Markets are showing optimism about a U.S. proposal to end its war with Iran this week, and bond yields dropped quickly in reaction. But mortgage brokers say they’ll have to fall even further before fixed mortgage rates decrease.
The Canada five-year bond yield dipped from 3.29 per cent to 3.15 per cent between Monday evening and Wednesday morning, a roughly 4-per-cent drop. Fixed mortgage rates are heavily based on bond performance.
“In the bond business, that’s a huge move,” said Ron Butler, founder of Butler Mortgage in Toronto.
There’s still a long way for bond yields to drop before they reach the mid-to-high 2 per cent range, which is where yields were before the Iran war started in late February. Five-year fixed mortgage rates have jumped by about 50 basis points since the prewar period.

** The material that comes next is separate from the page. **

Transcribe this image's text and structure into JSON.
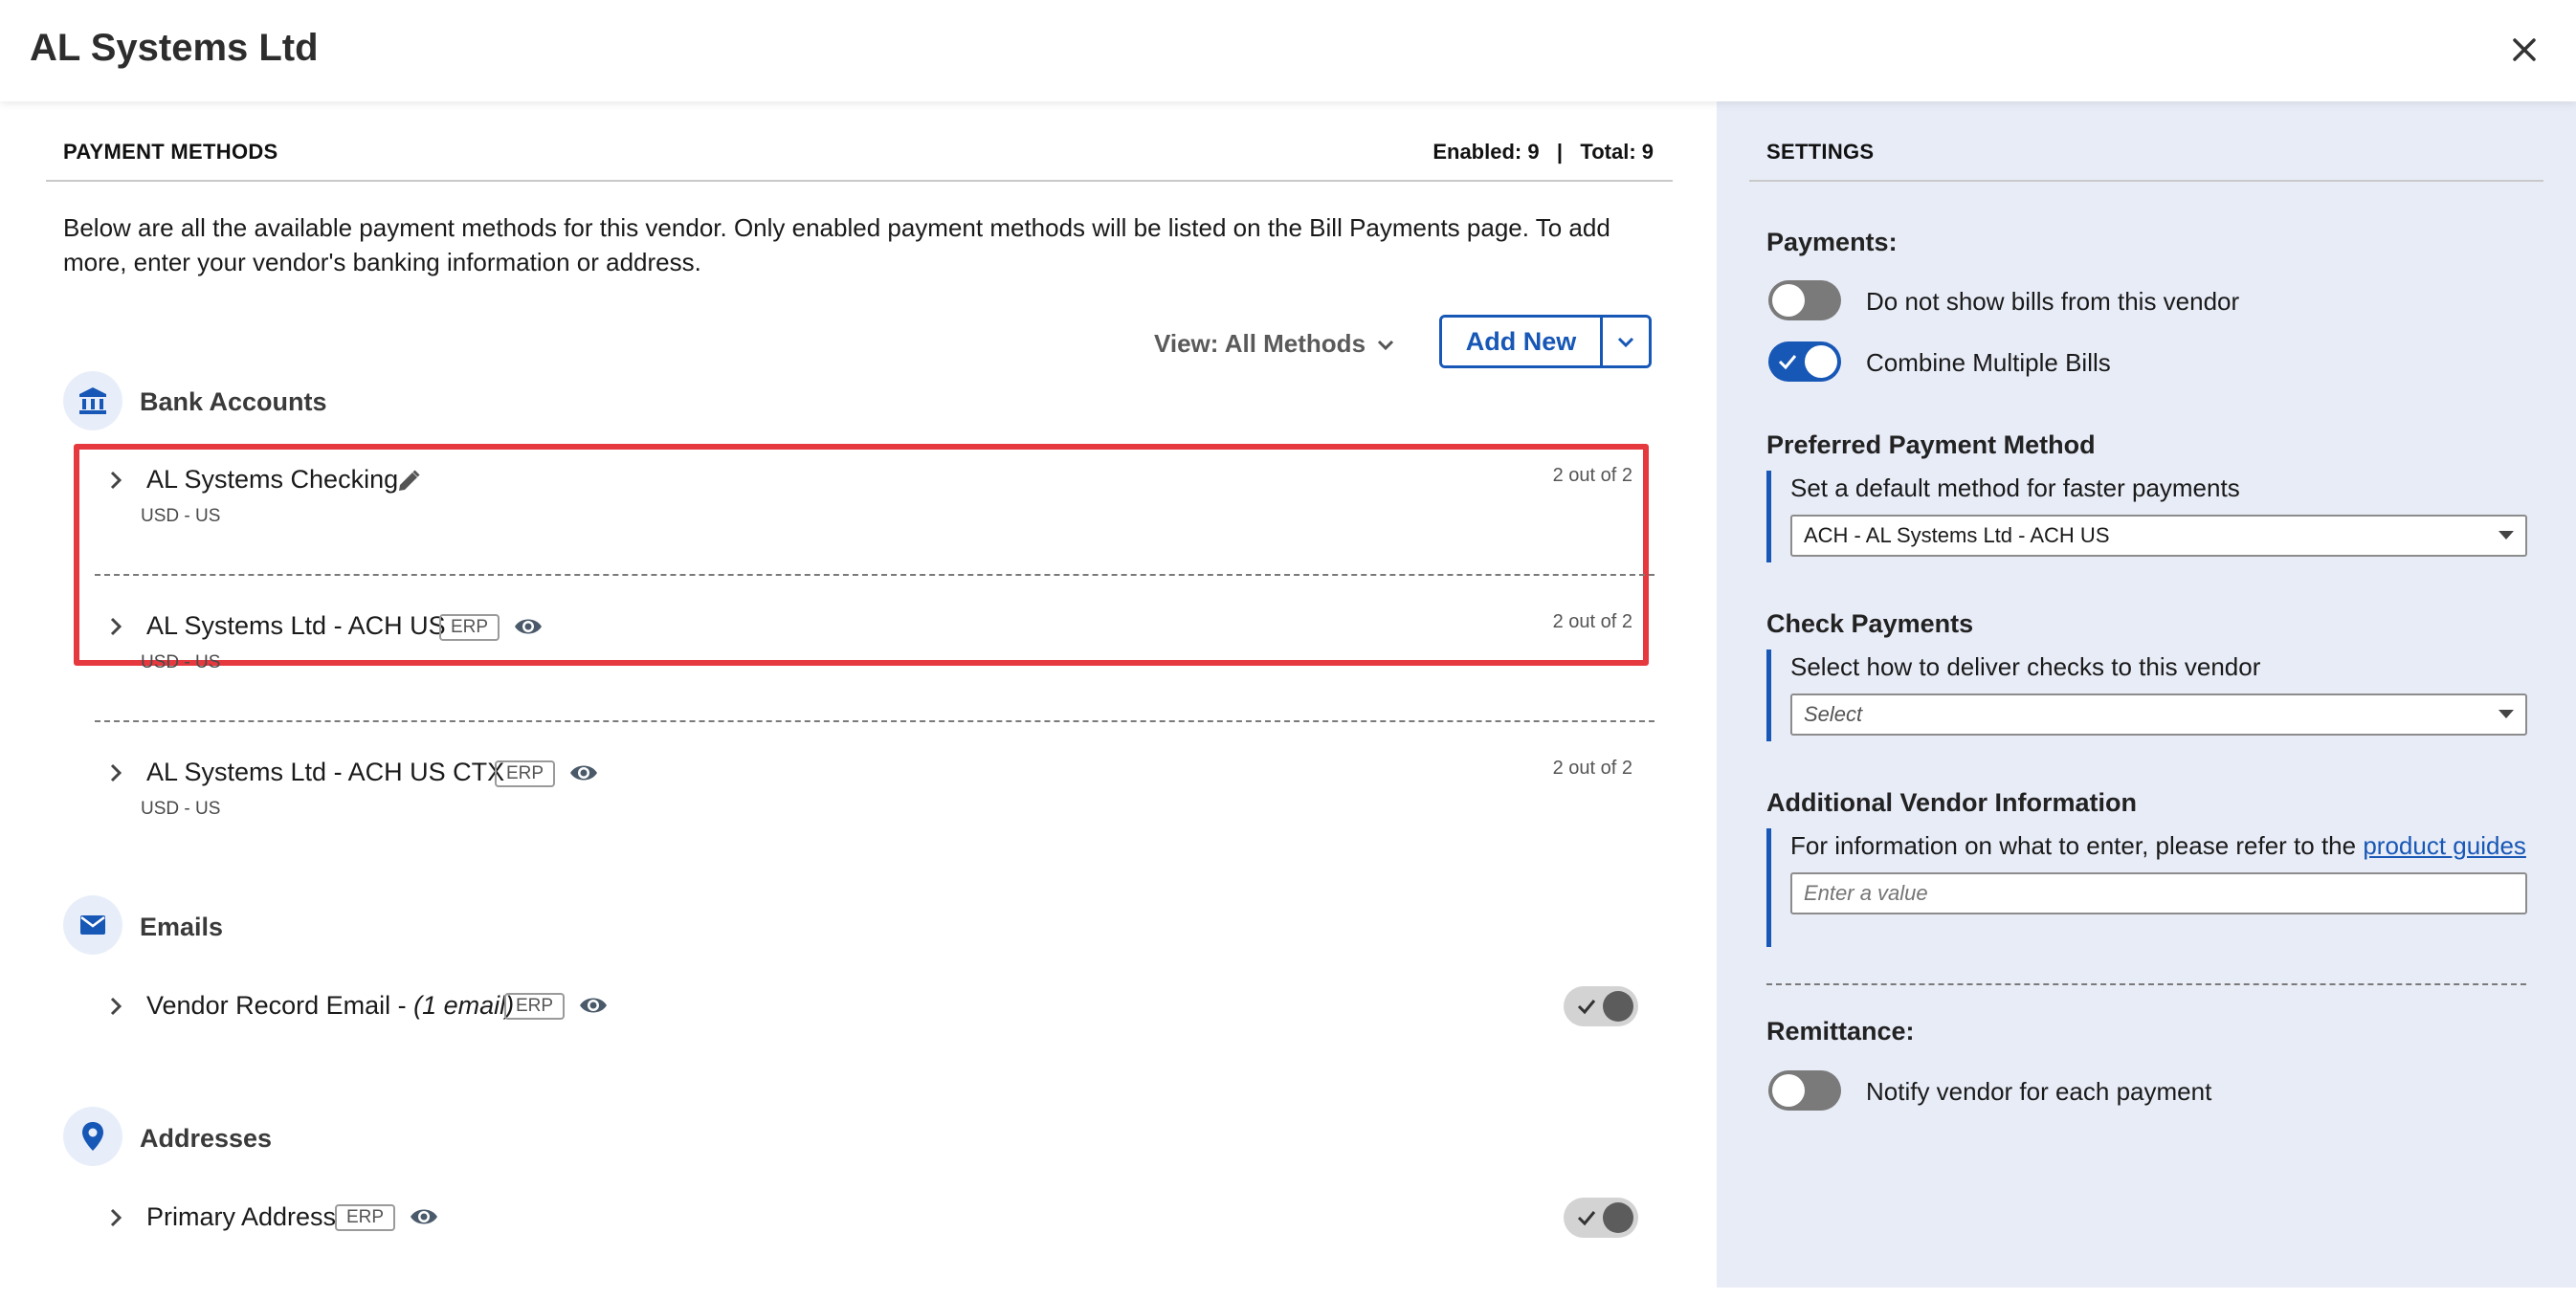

Lenders were quick to increase their rates alongside bond yields, but experts say lenders will be much slower to decrease their rates when yields go down.
“They’re always quick to increase rates as yields rise, but vice versa, when yields are declining they tend to be a bit slower to react,” said Victor Tran, a mortgage specialist with Rates.ca.
The war in Iran has been the largest driver on the direction of mortgage rates in Canada this year, but renegotiations of the Canada-United States-Mexico Agreement, known variously as CUSMA or the USMCA, could become a major factor this summer.
The Bank of Canada has already said that new barriers to free trade would force it to drop interest rates to protect the economy from shocks.